警視庁の事件対応を巡る訴訟で和解が成立し、記者会見する冨田真由さん=28日午後、東京都千代田区 東京都小金井市で2016年、音楽活動をしていた冨田真由さんがファンの男に刺され重傷を負った事件で、警視庁の対応に不備があったなどとして、冨田さんと母親が都などに損害賠償を求めた訴訟は28日、東京地裁(堀内元城裁判長)で和解が成立した。冨田さん側によると、都側が見舞金を支払い、再発防止に向けた対応を強化する内容。
冨田さんを襲った受刑者の男(36)=殺人未遂罪などで懲役14年6月が確定=に対する訴訟の判決も同日あり、堀内裁判長は請求通り計約7600万円の賠償を命じた。
訴訟で冨田さん側は「『殺されるかもしれない』と訴えていたのに必要な警備を怠った」と主張。都側は、具体的な危険が切迫している状況を事前に認識することはできなかったとしていた。
冨田さん側の代理人弁護士によると、和解条項には「警視庁は事案の危険性および切迫性の的確な判断と組織的対応の強化措置を講じるなど、時代の流れに即した対応に努める」と明記された。
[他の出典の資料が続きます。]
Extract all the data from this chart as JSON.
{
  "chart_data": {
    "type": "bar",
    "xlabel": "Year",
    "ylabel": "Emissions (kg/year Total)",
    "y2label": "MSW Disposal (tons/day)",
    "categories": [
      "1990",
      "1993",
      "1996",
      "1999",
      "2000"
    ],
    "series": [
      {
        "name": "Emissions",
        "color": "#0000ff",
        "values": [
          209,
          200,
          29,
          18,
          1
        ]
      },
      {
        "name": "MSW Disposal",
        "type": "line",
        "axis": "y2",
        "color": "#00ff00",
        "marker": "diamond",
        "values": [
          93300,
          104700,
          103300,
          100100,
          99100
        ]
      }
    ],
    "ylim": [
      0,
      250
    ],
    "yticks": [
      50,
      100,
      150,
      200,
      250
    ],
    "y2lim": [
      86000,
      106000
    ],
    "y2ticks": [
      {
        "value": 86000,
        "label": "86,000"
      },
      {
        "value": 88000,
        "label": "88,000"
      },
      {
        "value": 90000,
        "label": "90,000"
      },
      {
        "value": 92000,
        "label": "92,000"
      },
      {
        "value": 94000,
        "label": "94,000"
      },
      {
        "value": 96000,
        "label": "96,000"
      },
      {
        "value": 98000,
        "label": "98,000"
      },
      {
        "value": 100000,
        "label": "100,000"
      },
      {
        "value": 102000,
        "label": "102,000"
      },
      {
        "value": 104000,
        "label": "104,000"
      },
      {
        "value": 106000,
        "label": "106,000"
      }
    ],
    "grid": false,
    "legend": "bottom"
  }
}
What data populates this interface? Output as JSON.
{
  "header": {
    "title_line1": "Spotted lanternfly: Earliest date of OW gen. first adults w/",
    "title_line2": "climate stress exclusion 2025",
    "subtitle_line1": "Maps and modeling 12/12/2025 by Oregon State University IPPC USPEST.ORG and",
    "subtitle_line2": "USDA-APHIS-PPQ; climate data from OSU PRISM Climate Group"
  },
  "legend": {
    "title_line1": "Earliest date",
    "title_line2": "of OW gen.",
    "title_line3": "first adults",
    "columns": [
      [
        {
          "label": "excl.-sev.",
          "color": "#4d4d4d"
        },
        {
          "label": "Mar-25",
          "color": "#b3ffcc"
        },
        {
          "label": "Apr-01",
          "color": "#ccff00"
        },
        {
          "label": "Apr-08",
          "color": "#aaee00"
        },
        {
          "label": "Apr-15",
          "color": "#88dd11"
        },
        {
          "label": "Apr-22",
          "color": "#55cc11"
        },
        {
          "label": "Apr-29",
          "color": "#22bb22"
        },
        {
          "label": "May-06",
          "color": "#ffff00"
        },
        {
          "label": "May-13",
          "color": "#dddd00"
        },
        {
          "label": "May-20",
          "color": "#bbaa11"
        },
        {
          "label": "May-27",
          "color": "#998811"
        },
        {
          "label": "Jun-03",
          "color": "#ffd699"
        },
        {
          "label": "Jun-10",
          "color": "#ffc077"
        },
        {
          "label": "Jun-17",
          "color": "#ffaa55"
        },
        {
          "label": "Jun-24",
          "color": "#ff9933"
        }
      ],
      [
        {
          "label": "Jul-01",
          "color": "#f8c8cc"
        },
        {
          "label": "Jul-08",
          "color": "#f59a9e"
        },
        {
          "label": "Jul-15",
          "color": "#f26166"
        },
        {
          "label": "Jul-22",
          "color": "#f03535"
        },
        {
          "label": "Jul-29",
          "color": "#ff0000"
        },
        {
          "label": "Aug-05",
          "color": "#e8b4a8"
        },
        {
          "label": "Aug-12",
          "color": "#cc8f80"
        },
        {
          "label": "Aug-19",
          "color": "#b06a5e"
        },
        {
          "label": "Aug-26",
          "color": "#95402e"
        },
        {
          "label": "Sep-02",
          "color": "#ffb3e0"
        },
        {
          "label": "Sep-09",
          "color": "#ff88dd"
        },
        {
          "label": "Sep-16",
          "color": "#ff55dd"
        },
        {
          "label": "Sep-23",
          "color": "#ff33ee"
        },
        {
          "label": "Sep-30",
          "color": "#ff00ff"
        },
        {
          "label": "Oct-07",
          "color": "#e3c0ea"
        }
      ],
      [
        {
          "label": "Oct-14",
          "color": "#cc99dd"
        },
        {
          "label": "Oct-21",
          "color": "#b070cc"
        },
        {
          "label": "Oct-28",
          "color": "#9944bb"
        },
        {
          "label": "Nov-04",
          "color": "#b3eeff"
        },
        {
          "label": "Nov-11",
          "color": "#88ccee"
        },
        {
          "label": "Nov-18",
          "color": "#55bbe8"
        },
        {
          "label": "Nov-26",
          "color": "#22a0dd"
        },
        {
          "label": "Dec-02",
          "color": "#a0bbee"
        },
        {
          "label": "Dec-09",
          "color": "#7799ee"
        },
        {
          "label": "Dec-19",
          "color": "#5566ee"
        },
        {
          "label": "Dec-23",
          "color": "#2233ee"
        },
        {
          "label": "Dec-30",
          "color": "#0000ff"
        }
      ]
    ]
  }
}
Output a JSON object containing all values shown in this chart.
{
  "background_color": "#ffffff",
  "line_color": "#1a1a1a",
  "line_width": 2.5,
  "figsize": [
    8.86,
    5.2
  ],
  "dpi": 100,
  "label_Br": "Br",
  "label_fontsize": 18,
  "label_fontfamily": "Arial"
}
事件は16年5月に発生。当時20歳だった冨田さんはライブ会場付近で男に首や胸などを刺され、一時意識不明の重体となった。男は17年に実刑が確定。冨田さんらが19年、男や都などに計約7600万円の賠償を求め提訴していた。
記者会見した冨田さんは「つらい、苦しい9年だった。和解の中で警視庁が被害者の声に真摯(しんし)に耳を傾けることを約束してほっとしている」とコメントした。
警視庁の話 事前に相談を受けながら被害防止できなかったことを重く受け止め、再発防止に向け取り組む。